Health care communication ethics protects and promotes the good of responsive hope and the good of care for the Other in meeting moments of robust heath, normal difficulties, the tragic, and the inevitable.
Arnett, Ronald C.; Fritz, Janie; Bell, Leeanne M. (2008-08-04). Communication Ethics Literacy: Dialogue and Difference (Kindle Locations 3791-3793). SAGE Publications. Kindle Edition.
The authors talk about the difference between optimism and hope. Per their definition, optimism is a demand for life to conform to their wishes, and fades when reality doesn’t agree. Per their definition, hope is a responsiveness that endures in the face of disappointment.
This chapter has four metaphors of praxis:
- Health Care Communication
- Health
- Responsiveness
- Care
Healthcare becomes more central to people’s lives as they age. Good communication in healthcare situations becomes essential in getting the best care. The authors center this chapter on what they say is the core of healthcare communication ethics — a responsive hope to the questions raised by human health.
The term health is one that requires an adjective to have meaning. Health can have “vigor, its lack, and the inevitability of death.” It also gets to face the “final freedom” — our response to the fate we can no longer change.
As we see, it is response that is key to healthcare:
Health care communication ethics understands health not in what happens to us, but in our response to that which meets us. Viktor Frankl’s reminder of the notion of final freedom is central to health care communication ethics. When it seems that all roads that we seek to follow are blocked, our final freedom rests in our stand against the inevitable.

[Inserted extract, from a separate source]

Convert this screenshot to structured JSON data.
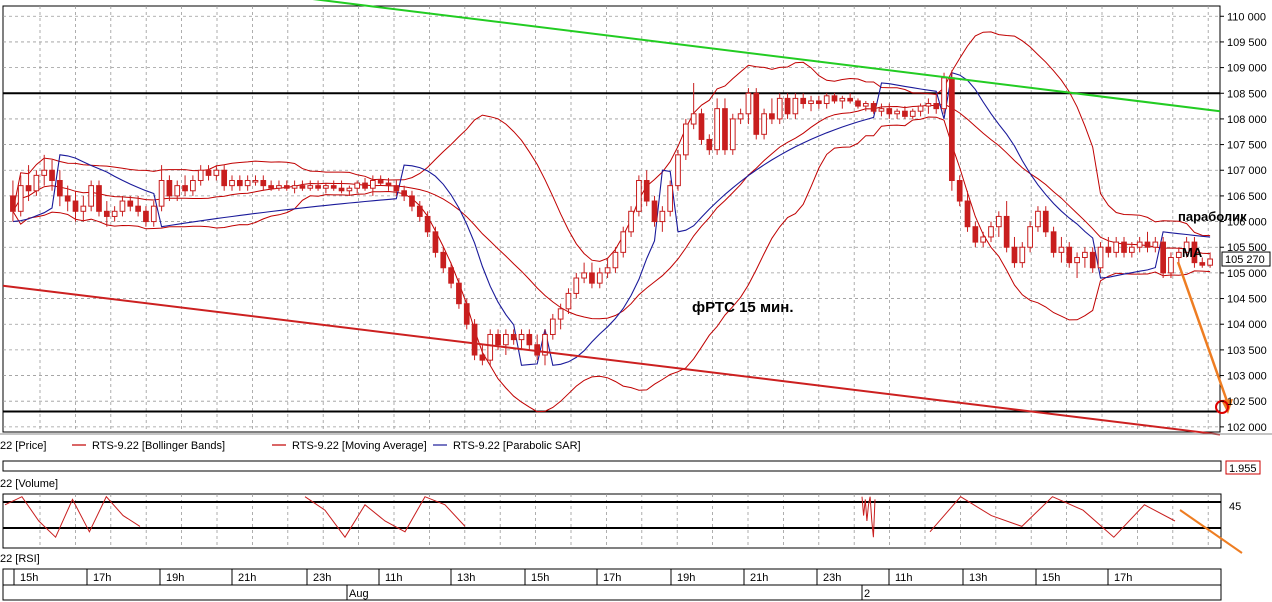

Arnett, Ronald C.; Fritz, Janie; Bell, Leeanne M. (2008-08-04). Communication Ethics Literacy: Dialogue and Difference (Kindle Locations 3851-3853). SAGE Publications. Kindle Edition.
No matter what we encounter, whether we experience “joy, sadness or sorrow,” our response is the one thing we always have freedom to choose, and which determines the good of our communication.
But the health communication is centered on “care”. How does our communication provide care to ourselves and others.
This focus on responsiveness and care is illustrated many times in Les Miserables. Cosette is rescued and cared for by Valjean. Marius grandfather cares for him when he is wounded. Both Cosette and Marius care for Valjean in his final hours, nourishing his hopeful spirit in his time of decline.